Of course, there’s more including the music creation tools which are just as in-depth as everything else, but what makes all of them non-scary, even for someone like me who sucked at creating a level even in Media Molecule’s previous create & play game, LittleBigPlanet, is that the tutorials are fantastic, and there’s already an encyclopedia of knowledge online and dreamers willing and wanting to help you on fan-sites. 

‘Ruckus’ - captured by the author

‘Ruckus’ – captured by the author

Remixing levels is the easiest way to start creating fully playable stages. If another player has marked their level as remixable you can dive inside of it, see how they have everything keyed into place and start making micro adjusts to complete overhauls to make it your own. When I remixed my first level as part of the tutorials and completely remodelled the end-goal point in a simple point collection game I was really happy with myself when I played it through for the first time and it’s that sense of achievement that comes with completing something in Dreams that makes all the time and effort worth fiddling and learning the tools and equipment available for your disposal. 
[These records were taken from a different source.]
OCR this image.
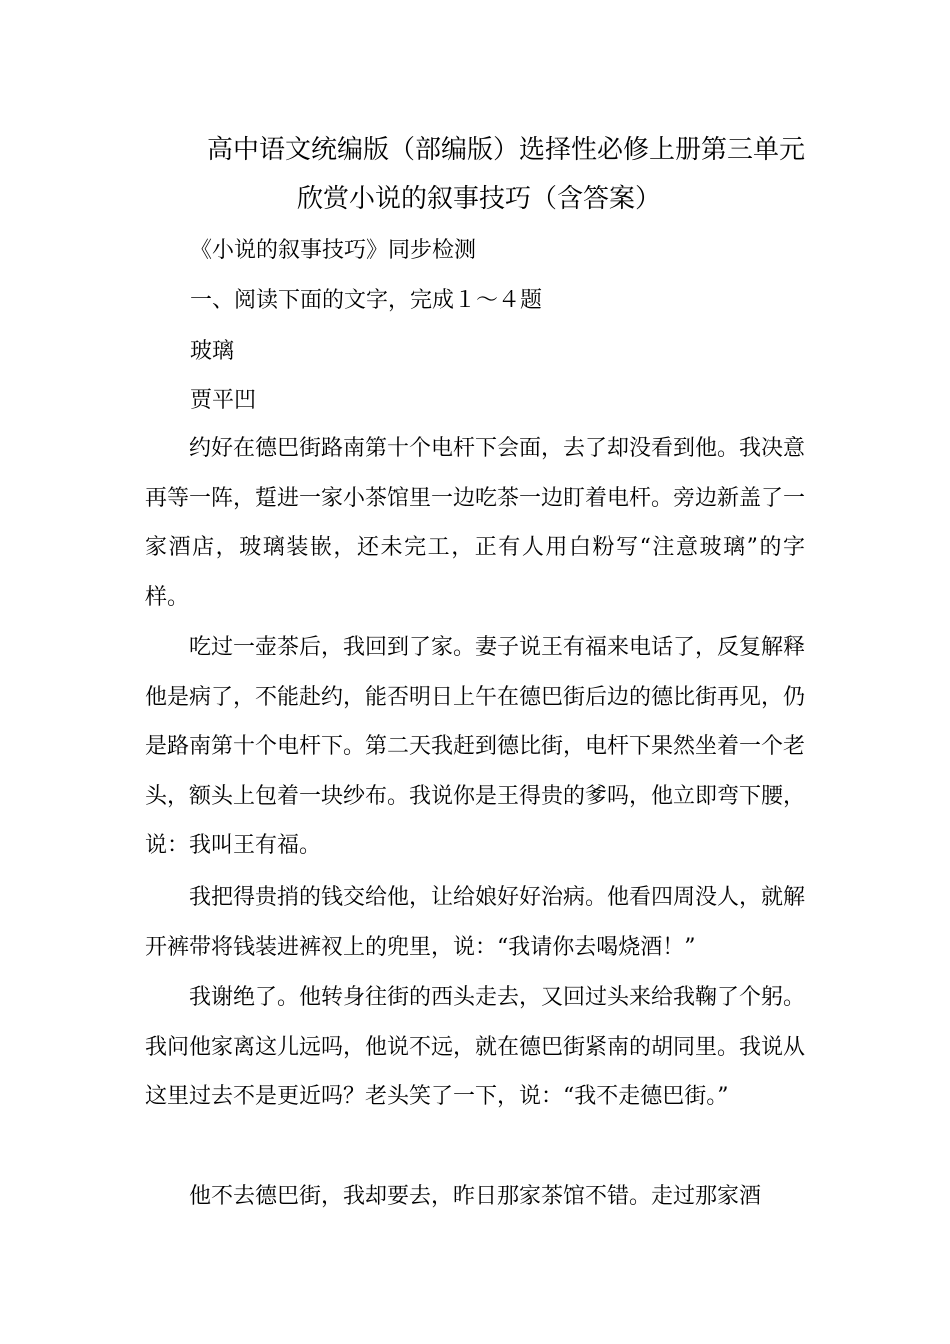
高中语文统编版（部编版）选择性必修上册第三单元
欣赏小说的叙事技巧（含答案）
《小说的叙事技巧》同步检测
一、阅读下面的文字，完成１～４题
玻璃
贾平凹

约好在德巴街路南第十个电杆下会面，去了却没看到他。我决意再等一阵，踅进一家小茶馆里一边吃茶一边盯着电杆。旁边新盖了一家酒店，玻璃装嵌，还未完工，正有人用白粉写“注意玻璃”的字样。

吃过一壶茶后，我回到了家。妻子说王有福来电话了，反复解释他是病了，不能赴约，能否明日上午在德巴街后边的德比街再见，仍是路南第十个电杆下。第二天我赶到德比街，电杆下果然坐着一个老头，额头上包着一块纱布。我说你是王得贵的爹吗，他立即弯下腰，说：我叫王有福。

我把得贵捎的钱交给他，让给娘好好治病。他看四周没人，就解开裤带将钱装进裤衩上的兜里，说：“我请你去喝烧酒！”

我谢绝了。他转身往街的西头走去，又回过头来给我鞠了个躬。我问他家离这儿远吗，他说不远，就在德巴街紧南的胡同里。我说从这里过去不是更近吗？老头笑了一下，说：“我不走德巴街。”

他不去德巴街，我却要去，昨日那家茶馆不错。走过那家酒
You can build nearly anything you’d want at the moment, but there are a few key things that I hope get added in somewhere down the line, or even just with the PS5 opening my hardware possibilities. The first is PSVR support, which we know is being worked on, but the second is online multiplayer or co-op games. It’s nice to have leaderboard support for arcade games, but I’d love to know what people could do by building their own MMO inside Dreams. And if that’s me dreaming too much, I honestly don’t know where the line lies for what’s possible with Dreams at the moment. Anything seems possible.

The biggest hurdle for all of these tools is simply getting used to a system that would obviously run with much ease with a keyboard and mouse and instead you’re stuck with either the DualShock 4 or PS Move Controllers to glide through levels and make very minute detailed decisions and movements at times.